A different Fourteenth Amendment clause, however, forbidding states from passing “any law which shall abridge the privileges or immunities of citizens of the United States,” is a better way of extending the right to keep and bear arms. This Privileges or Immunities Clause provides an approach that not only is more historically accurate, but prevents some of the judicial overreach observers of all stripes deride. Unfortunately, the Court eviscerated this clause in the infamous and now nearly universally reviled Slaughterhouse Cases in 1873.
In Slaughterhouse, the Court ignored the Privilege and Immunities Clause’s substantive rights protections and thus let loose the power of the states against their citizens in direct contradiction to the letter and spirit of the Civil War amendments. Reconstruction fundamentally changed the relationship between the federal and state governments—and between each of those and individuals—but reactionary justices refused to enforce this new constitutional structure. Such judicial abdication set back civil rights and also warped our constitutional jurisprudence, with the narrow “substantive due process” doctrine having to cover an assortment of enumerated and unenumerated rights. Scholars from across the political spectrum—liberal, conservative, and libertarian—agree that Slaughterhouse was wrongly decided and that the Privileges or Immunities Clause should be returned to its rightful place in our constitutional discourse.
From the initial questioning in yesterday’s arguments, it was clear that those living in Chicago—and, by extension, New York, San Francisco, and other places with extreme firearm restrictions—will soon be able to rest easy, knowing that they will be able to have guns with which to protect themselves. Unfortunately, the Court did not seem inclined to adopt the arguments advanced by petitioners’ counsel Alan Gura (and supported by Cato) that the Privileges or Immunities Clause was the way to go. Chief Justice Roberts expressed reluctance at having to overturn Slaughterhouse and other justices joined in concerns over how activist judges would use the Clause if the Court revived it—even if that were the path that hewed more closely to the constitution’s true meaning.
This turn of events is unfortunate because reviving the Privileges or Immunities Clause, far from giving judges free reign to impose their policy views, would actually tie them closer to the text, structure, and history of the Constitution. As it stands now—and as it seems will be the case after McDonald—many of our most cherished rights are constitutionally protected only to the extent that judges are willing to label them as sufficiently “fundamental.” That interpretive method fosters an unprincipled jurisprudence and hurts the rule of law.

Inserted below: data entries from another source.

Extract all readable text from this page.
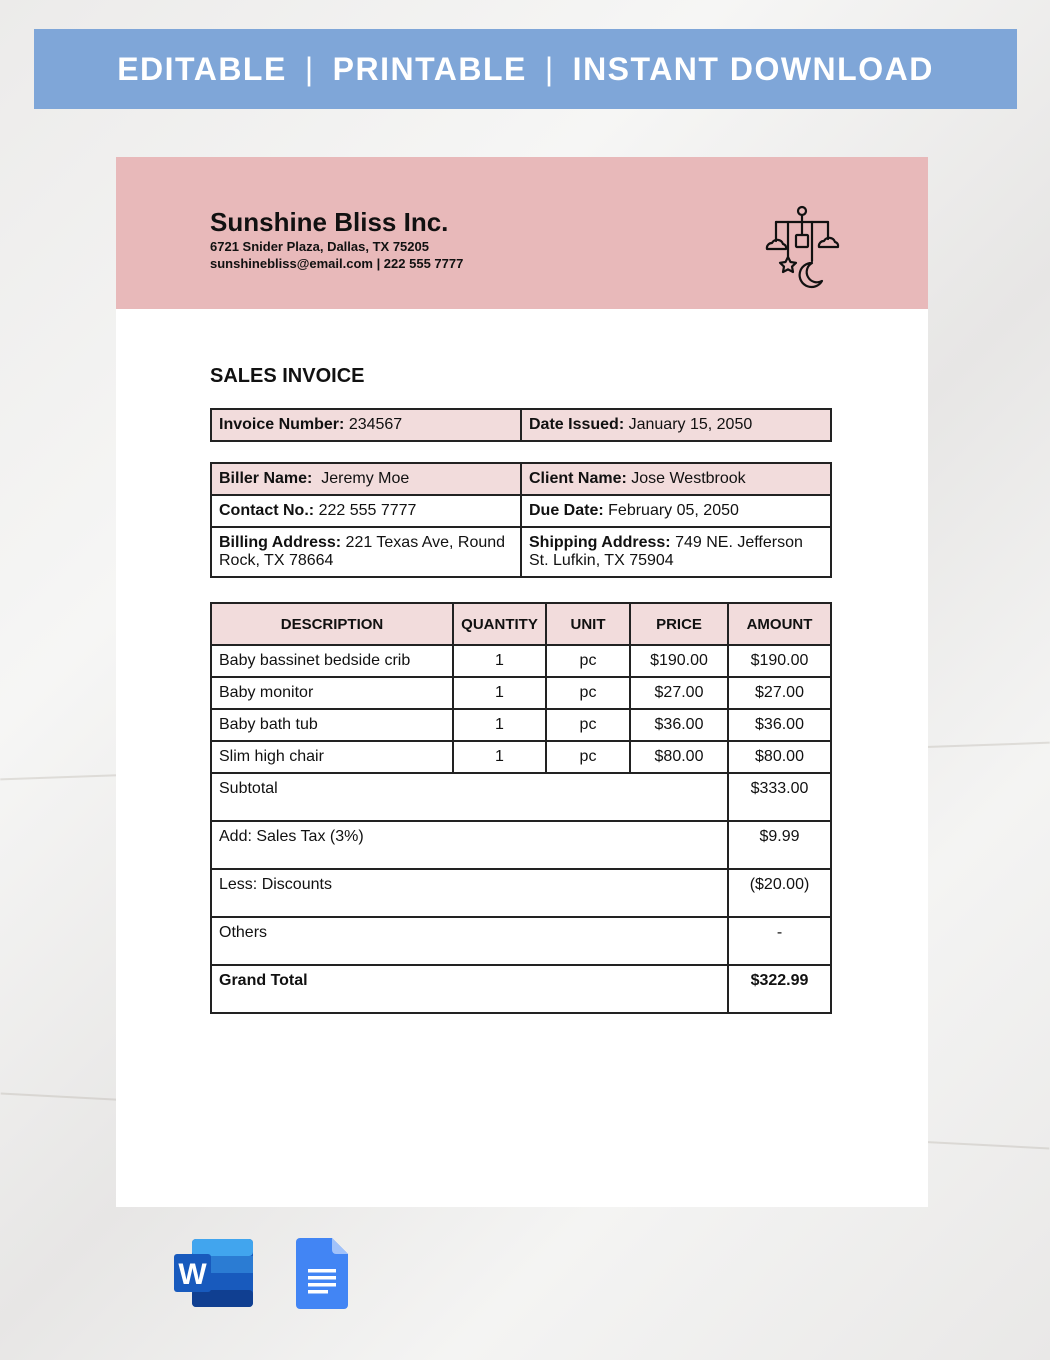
EDITABLE | PRINTABLE | INSTANT DOWNLOAD
Sunshine Bliss Inc.
6721 Snider Plaza, Dallas, TX 75205
sunshinebliss@email.com | 222 555 7777
SALES INVOICE
Invoice Number: 234567	Date Issued: January 15, 2050
Biller Name: Jeremy Moe	Client Name: Jose Westbrook
Contact No.: 222 555 7777	Due Date: February 05, 2050
Billing Address: 221 Texas Ave, Round Rock, TX 78664	Shipping Address: 749 NE. Jefferson St. Lufkin, TX 75904
DESCRIPTION	QUANTITY	UNIT	PRICE	AMOUNT
Baby bassinet bedside crib	1	pc	$190.00	$190.00
Baby monitor	1	pc	$27.00	$27.00
Baby bath tub	1	pc	$36.00	$36.00
Slim high chair	1	pc	$80.00	$80.00
Subtotal				$333.00
Add: Sales Tax (3%)				$9.99
Less: Discounts				($20.00)
Others				-
Grand Total				$322.99
W
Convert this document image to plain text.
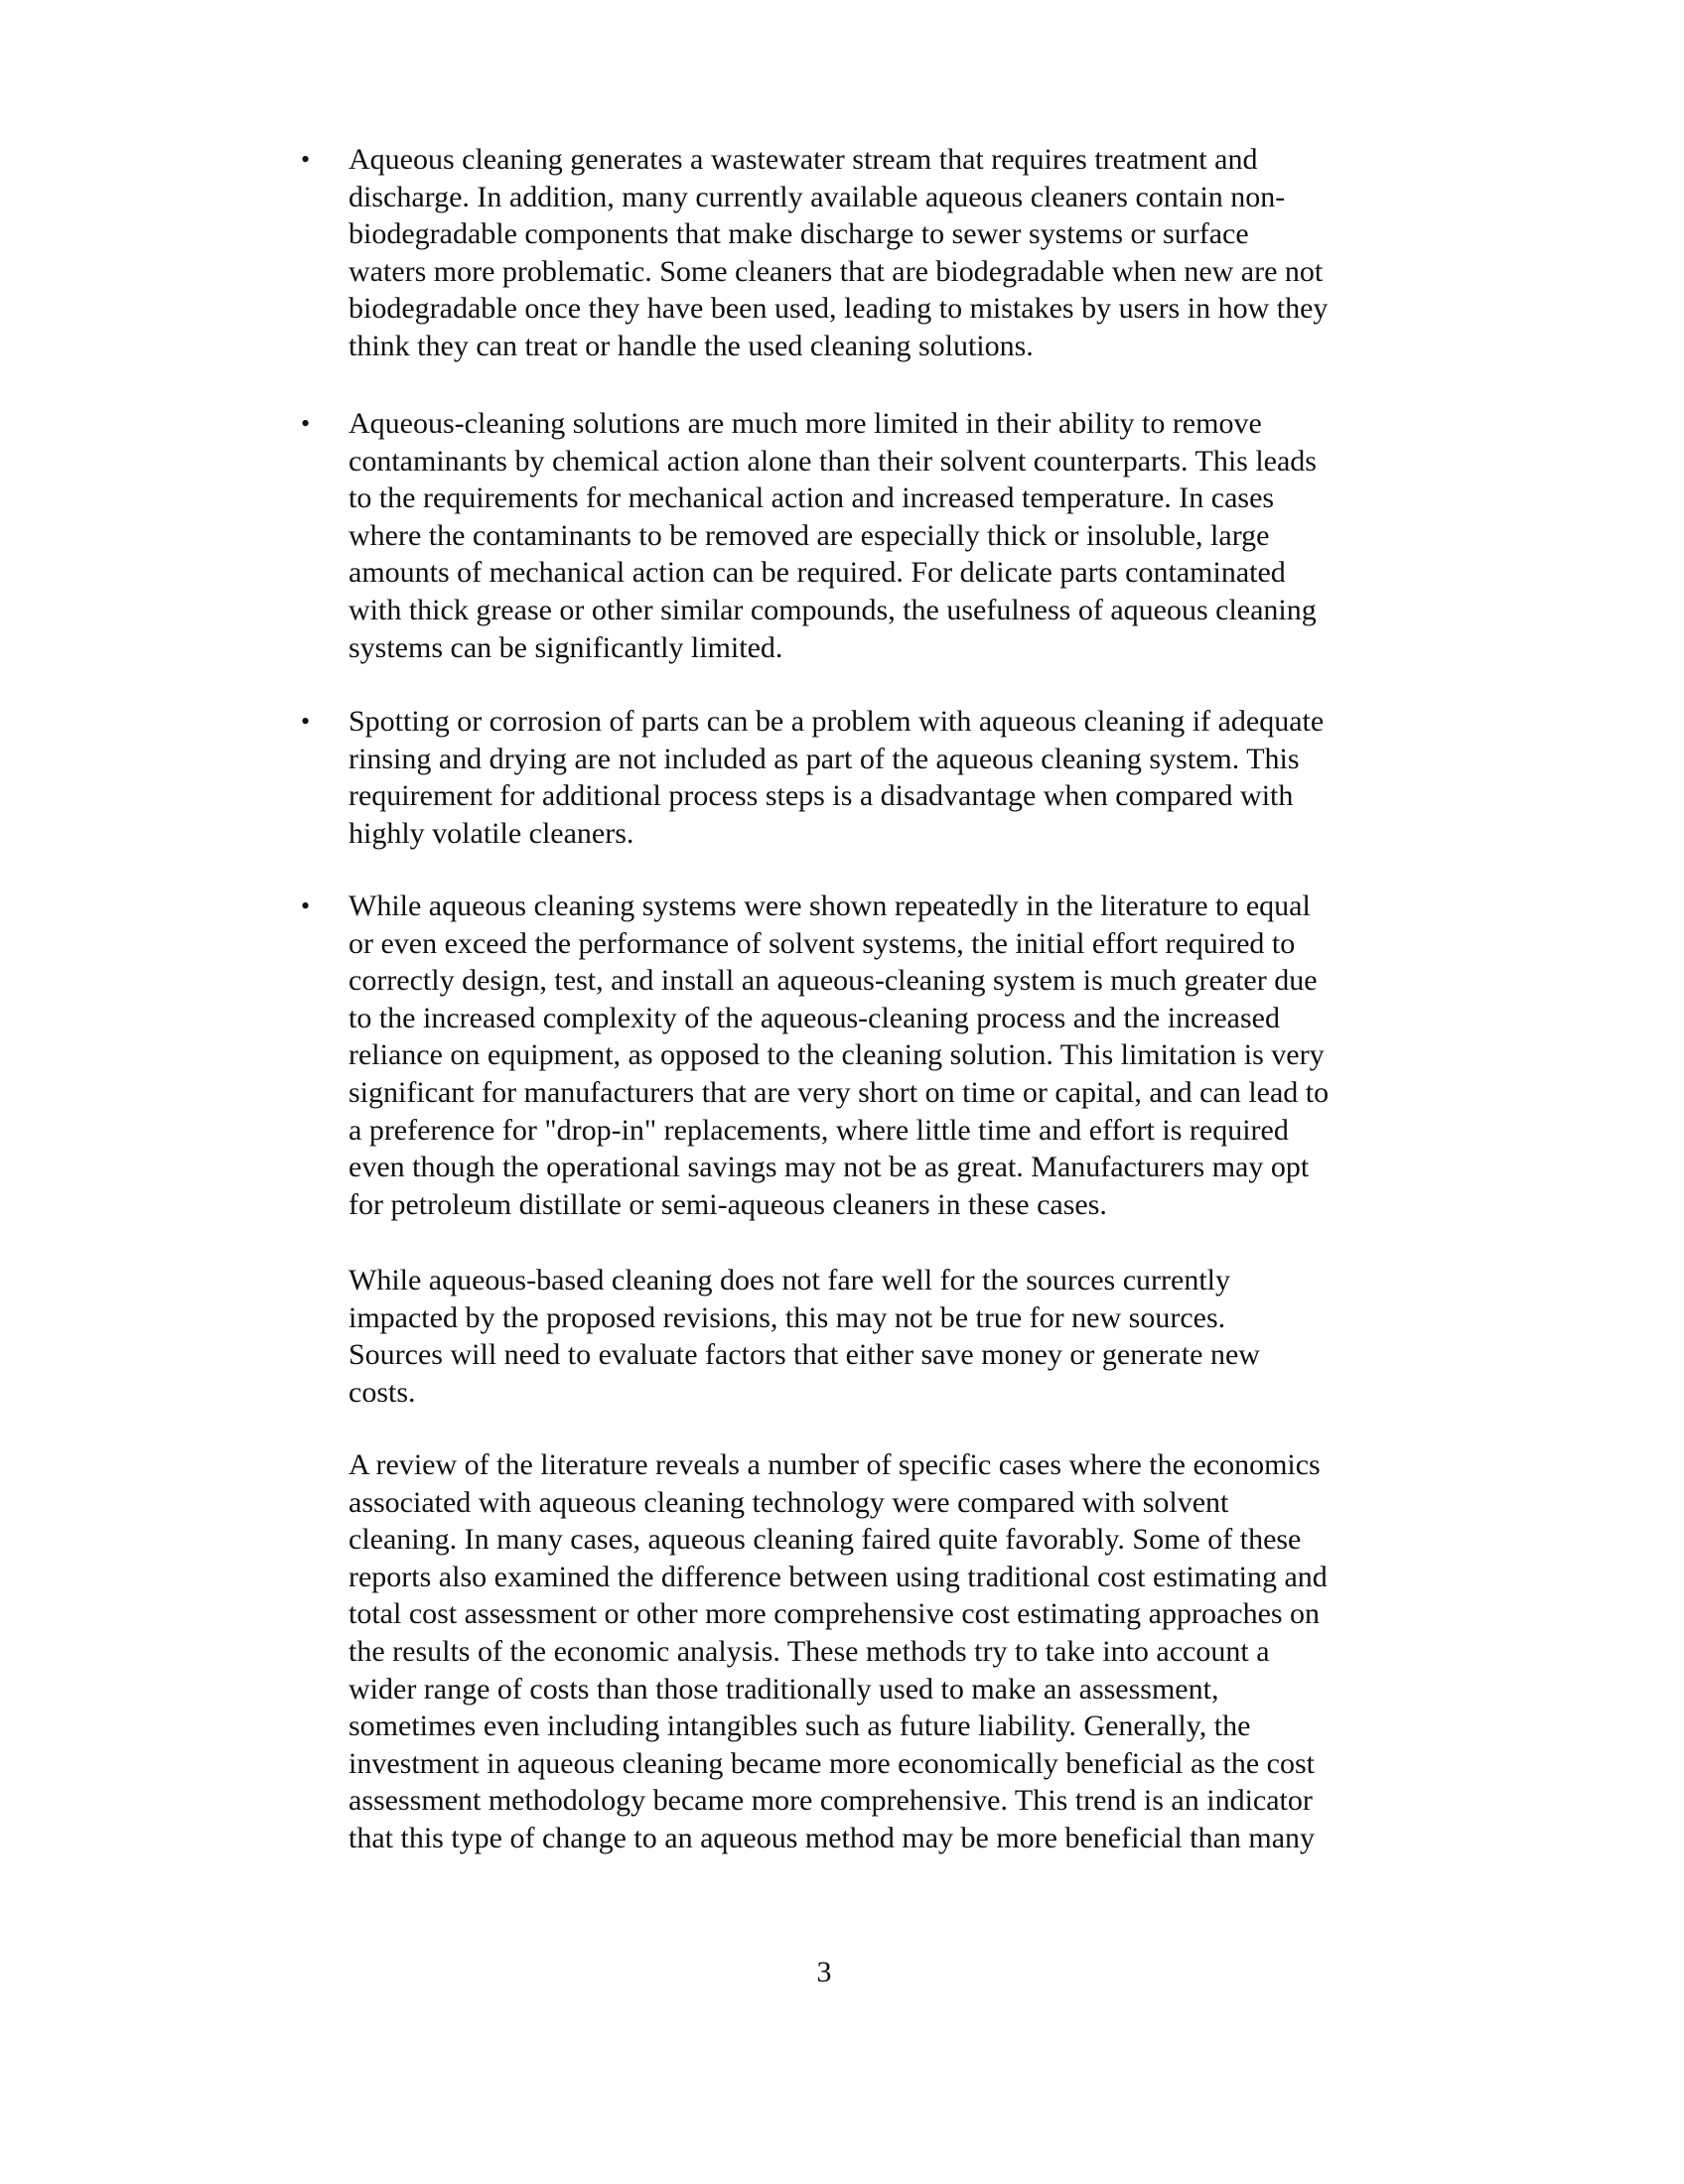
• Aqueous cleaning generates a wastewater stream that requires treatment and
discharge. In addition, many currently available aqueous cleaners contain non-
biodegradable components that make discharge to sewer systems or surface
waters more problematic. Some cleaners that are biodegradable when new are not
biodegradable once they have been used, leading to mistakes by users in how they
think they can treat or handle the used cleaning solutions.
• Aqueous-cleaning solutions are much more limited in their ability to remove
contaminants by chemical action alone than their solvent counterparts. This leads
to the requirements for mechanical action and increased temperature. In cases
where the contaminants to be removed are especially thick or insoluble, large
amounts of mechanical action can be required. For delicate parts contaminated
with thick grease or other similar compounds, the usefulness of aqueous cleaning
systems can be significantly limited.
• Spotting or corrosion of parts can be a problem with aqueous cleaning if adequate
rinsing and drying are not included as part of the aqueous cleaning system. This
requirement for additional process steps is a disadvantage when compared with
highly volatile cleaners.
• While aqueous cleaning systems were shown repeatedly in the literature to equal
or even exceed the performance of solvent systems, the initial effort required to
correctly design, test, and install an aqueous-cleaning system is much greater due
to the increased complexity of the aqueous-cleaning process and the increased
reliance on equipment, as opposed to the cleaning solution. This limitation is very
significant for manufacturers that are very short on time or capital, and can lead to
a preference for "drop-in" replacements, where little time and effort is required
even though the operational savings may not be as great. Manufacturers may opt
for petroleum distillate or semi-aqueous cleaners in these cases.
While aqueous-based cleaning does not fare well for the sources currently
impacted by the proposed revisions, this may not be true for new sources.
Sources will need to evaluate factors that either save money or generate new
costs.
A review of the literature reveals a number of specific cases where the economics
associated with aqueous cleaning technology were compared with solvent
cleaning. In many cases, aqueous cleaning faired quite favorably. Some of these
reports also examined the difference between using traditional cost estimating and
total cost assessment or other more comprehensive cost estimating approaches on
the results of the economic analysis. These methods try to take into account a
wider range of costs than those traditionally used to make an assessment,
sometimes even including intangibles such as future liability. Generally, the
investment in aqueous cleaning became more economically beneficial as the cost
assessment methodology became more comprehensive. This trend is an indicator
that this type of change to an aqueous method may be more beneficial than many
3
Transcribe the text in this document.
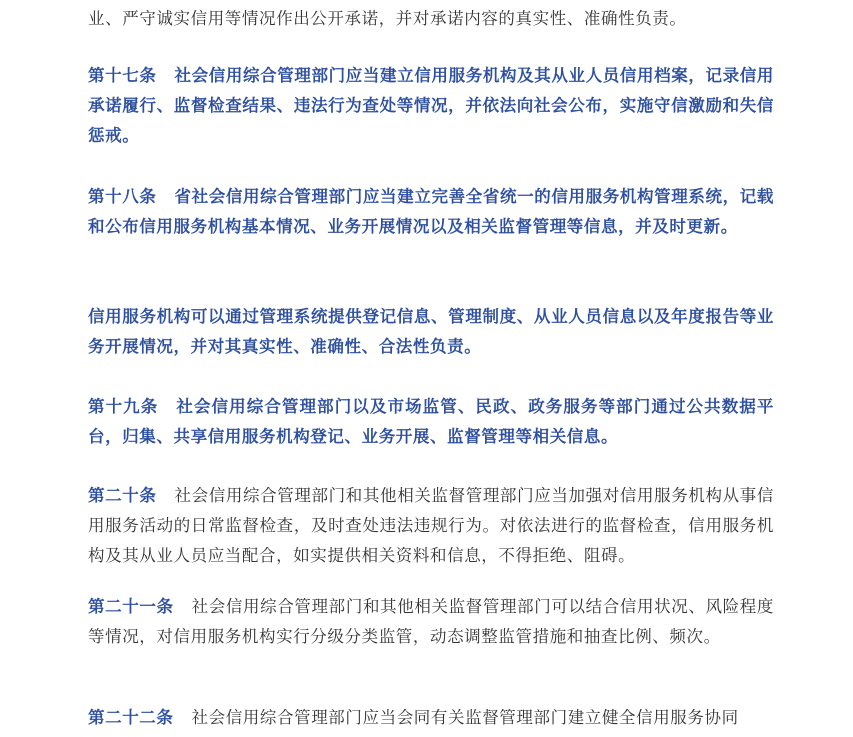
业、严守诚实信用等情况作出公开承诺，并对承诺内容的真实性、准确性负责。

第十七条 社会信用综合管理部门应当建立信用服务机构及其从业人员信用档案，记录信用承诺履行、监督检查结果、违法行为查处等情况，并依法向社会公布，实施守信激励和失信惩戒。

第十八条 省社会信用综合管理部门应当建立完善全省统一的信用服务机构管理系统，记载和公布信用服务机构基本情况、业务开展情况以及相关监督管理等信息，并及时更新。

信用服务机构可以通过管理系统提供登记信息、管理制度、从业人员信息以及年度报告等业务开展情况，并对其真实性、准确性、合法性负责。

第十九条 社会信用综合管理部门以及市场监管、民政、政务服务等部门通过公共数据平台，归集、共享信用服务机构登记、业务开展、监督管理等相关信息。

第二十条 社会信用综合管理部门和其他相关监督管理部门应当加强对信用服务机构从事信用服务活动的日常监督检查，及时查处违法违规行为。对依法进行的监督检查，信用服务机构及其从业人员应当配合，如实提供相关资料和信息，不得拒绝、阻碍。

第二十一条 社会信用综合管理部门和其他相关监督管理部门可以结合信用状况、风险程度等情况，对信用服务机构实行分级分类监管，动态调整监管措施和抽查比例、频次。

第二十二条 社会信用综合管理部门应当会同有关监督管理部门建立健全信用服务协同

There is some reason to hope. Since the 1997 case of Washington v. Glucksburg, the Court has used a two-pronged test to recognize previously unprotected rights, which test it may apply in McDonald. Because the right to keep and bear arms is both deeply rooted in our nation’s history and traditions and can be defined with particularity, it is more in tune with the original public meaning of the Privileges or Immunities Clause—even if formally done under the Due Process Clause. The majority of the Court, liberal and conservative justices alike, has endorsed the Glucksberg test—which could be a surer way forward on the protection of natural, civil, and political rights.
Coming away from the argument, the right to keep and bear arms appears to be well on its way to being restored for all citizens across the country—and that is a good thing. The fight to restore the Fourteenth Amendment, however, to its proper role as principled guarantor of our freedoms against state oppression, goes on. In the words of someone unsympathetic to gun rights but who presciently (and ironically) captured the mood of our times, the cause endures, the hope still lives, and the dream shall never die.